I have tried to bridge half of my MATIC tokens and convert them to SOL on the Solana Mainnet Beta, however I have not received anything on the Solana side yet. It has been approximately one hour since I originally used the “Bridge” feature directly in the Brave Wallet, and the transaction has gone through on the Polygon side of things. As I am fairly new to crypto, I don’t know how long these things usually take but I feel like something may have gone wrong as I don’t think it should take this long.
Here is my transaction on the blockchain on Polygon, and here is my Solana account, which has received nothing yet at the time of writing.

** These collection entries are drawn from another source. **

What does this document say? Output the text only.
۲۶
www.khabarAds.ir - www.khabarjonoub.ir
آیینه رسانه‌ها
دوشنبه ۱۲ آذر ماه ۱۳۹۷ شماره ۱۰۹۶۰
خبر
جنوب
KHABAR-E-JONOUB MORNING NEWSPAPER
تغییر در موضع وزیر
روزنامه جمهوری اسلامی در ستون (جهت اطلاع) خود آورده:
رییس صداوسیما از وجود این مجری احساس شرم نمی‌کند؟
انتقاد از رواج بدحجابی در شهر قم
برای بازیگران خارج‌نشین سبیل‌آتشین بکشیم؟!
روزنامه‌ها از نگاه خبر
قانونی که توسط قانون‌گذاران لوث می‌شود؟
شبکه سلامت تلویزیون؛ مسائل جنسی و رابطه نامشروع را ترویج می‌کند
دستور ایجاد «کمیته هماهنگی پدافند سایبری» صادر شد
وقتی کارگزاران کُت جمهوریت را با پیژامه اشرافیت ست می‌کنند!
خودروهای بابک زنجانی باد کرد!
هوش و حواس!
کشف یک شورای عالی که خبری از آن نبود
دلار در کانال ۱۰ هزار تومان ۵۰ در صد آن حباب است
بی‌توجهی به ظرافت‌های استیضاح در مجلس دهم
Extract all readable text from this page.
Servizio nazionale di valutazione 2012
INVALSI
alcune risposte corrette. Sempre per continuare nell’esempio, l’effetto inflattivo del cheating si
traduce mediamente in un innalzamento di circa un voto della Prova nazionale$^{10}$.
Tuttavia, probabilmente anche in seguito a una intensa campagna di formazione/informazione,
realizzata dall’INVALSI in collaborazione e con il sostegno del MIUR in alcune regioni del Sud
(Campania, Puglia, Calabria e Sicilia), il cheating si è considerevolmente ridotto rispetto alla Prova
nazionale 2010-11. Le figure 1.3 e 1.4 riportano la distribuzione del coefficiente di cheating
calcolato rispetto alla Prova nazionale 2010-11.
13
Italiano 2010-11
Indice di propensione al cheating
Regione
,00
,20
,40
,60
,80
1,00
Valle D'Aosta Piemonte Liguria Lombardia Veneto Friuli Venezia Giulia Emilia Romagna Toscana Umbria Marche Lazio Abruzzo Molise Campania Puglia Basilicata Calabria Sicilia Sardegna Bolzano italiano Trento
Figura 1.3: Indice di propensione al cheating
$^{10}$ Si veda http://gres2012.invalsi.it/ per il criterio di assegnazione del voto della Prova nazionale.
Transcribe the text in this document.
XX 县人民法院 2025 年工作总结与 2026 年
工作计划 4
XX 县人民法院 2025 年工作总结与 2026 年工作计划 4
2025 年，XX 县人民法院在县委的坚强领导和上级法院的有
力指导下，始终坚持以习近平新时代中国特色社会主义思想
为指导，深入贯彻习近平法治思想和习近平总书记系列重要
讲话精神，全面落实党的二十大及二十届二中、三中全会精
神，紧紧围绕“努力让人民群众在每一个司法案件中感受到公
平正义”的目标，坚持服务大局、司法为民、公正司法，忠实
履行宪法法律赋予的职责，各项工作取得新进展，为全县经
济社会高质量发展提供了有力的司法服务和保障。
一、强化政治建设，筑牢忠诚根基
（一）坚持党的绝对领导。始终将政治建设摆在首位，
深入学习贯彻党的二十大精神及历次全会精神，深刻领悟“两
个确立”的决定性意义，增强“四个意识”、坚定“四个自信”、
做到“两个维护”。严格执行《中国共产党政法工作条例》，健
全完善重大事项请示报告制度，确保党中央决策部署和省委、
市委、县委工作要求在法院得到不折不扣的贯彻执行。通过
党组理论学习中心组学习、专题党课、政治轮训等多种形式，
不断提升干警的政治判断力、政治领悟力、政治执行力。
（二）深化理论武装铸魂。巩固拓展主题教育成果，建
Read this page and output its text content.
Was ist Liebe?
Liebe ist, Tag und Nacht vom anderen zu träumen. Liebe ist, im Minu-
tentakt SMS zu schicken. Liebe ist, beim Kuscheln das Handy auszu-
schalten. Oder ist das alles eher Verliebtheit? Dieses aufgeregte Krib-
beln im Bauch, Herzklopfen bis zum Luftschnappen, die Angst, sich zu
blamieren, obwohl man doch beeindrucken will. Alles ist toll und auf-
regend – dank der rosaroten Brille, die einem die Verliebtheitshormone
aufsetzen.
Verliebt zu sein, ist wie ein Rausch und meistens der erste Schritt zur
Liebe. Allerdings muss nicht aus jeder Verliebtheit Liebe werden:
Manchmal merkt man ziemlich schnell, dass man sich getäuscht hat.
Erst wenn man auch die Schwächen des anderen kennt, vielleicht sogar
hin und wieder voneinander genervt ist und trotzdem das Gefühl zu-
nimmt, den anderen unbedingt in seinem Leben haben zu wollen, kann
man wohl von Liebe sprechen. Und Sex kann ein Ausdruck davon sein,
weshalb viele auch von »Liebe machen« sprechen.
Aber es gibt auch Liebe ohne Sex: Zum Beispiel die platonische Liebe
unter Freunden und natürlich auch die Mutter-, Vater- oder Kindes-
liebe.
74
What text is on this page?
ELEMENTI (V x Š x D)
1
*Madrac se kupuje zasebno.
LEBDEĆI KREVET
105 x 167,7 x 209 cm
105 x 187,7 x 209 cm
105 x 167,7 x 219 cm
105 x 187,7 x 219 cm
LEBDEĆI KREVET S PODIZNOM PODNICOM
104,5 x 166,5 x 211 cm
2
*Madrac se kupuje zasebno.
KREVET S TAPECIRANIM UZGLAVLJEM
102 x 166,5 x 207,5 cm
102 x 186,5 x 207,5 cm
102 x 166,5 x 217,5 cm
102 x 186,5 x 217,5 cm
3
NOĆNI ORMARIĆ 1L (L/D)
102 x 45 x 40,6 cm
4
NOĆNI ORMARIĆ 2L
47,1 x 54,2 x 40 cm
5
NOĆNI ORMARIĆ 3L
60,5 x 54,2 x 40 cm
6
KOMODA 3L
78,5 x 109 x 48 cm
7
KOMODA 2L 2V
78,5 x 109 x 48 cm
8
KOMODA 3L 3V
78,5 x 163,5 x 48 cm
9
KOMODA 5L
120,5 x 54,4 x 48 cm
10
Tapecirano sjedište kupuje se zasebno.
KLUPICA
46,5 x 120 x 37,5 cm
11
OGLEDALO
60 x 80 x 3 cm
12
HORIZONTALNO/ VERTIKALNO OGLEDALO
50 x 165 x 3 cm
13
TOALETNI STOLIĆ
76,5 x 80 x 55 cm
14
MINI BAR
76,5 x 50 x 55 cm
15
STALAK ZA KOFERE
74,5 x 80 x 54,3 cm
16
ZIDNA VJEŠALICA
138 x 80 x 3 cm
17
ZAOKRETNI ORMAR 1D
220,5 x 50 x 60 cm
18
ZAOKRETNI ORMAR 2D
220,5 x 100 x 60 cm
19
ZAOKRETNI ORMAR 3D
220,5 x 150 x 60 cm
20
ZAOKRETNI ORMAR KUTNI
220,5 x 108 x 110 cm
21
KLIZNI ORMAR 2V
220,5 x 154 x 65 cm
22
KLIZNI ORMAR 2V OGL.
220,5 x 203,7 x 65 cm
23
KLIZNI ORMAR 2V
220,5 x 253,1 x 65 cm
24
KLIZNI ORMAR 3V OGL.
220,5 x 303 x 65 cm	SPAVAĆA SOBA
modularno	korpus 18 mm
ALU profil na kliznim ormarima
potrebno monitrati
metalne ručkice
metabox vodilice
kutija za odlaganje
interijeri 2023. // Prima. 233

The key pieces of information are at the very bottom of that data:
"status": "DONE": The bridging process is finished.
"substatus": "REFUNDED": This is the critical part. It means the bridge failed to send the SOL to your Solana wallet, and instead, it returned the funds to you on the Polygon network.
"substatusMessage": "The tokens were refunded to the user."
Where are your tokens now?
Because the bridge couldn’t complete the swap to Solana (likely due to a price change or a technical error during the process), it sent your funds back to your original Polygon wallet address.
However, if you look at the "receiving" section of that data, you will see that they weren’t sent back as native POL/MATIC. They were refunded as:
Token:USDC.e (Bridged USD Coin)
Amount: Approximately 50794 (which, with 6 decimals, is about $0.05 USD).
The bridge worked exactly as it was supposed to for a “failed” transaction. It realized it couldn’t complete the swap to Solana and safely returned your funds to your Polygon wallet. You now have about 0.05 USDC.e sitting in your Polygon wallet.
While the bridge doesn’t give a specific error code, the most likely reason is the transaction size. Most bridges have a minimum limit (often $5 to $10) to ensure the amount being sent is enough to cover the network fees on the destination side (Solana).
Since the total value here was approximately $0.05 USD, the bridge likely triggered an automatic refund because the cost to process the transaction on Solana would have been nearly as high as the transfer itself.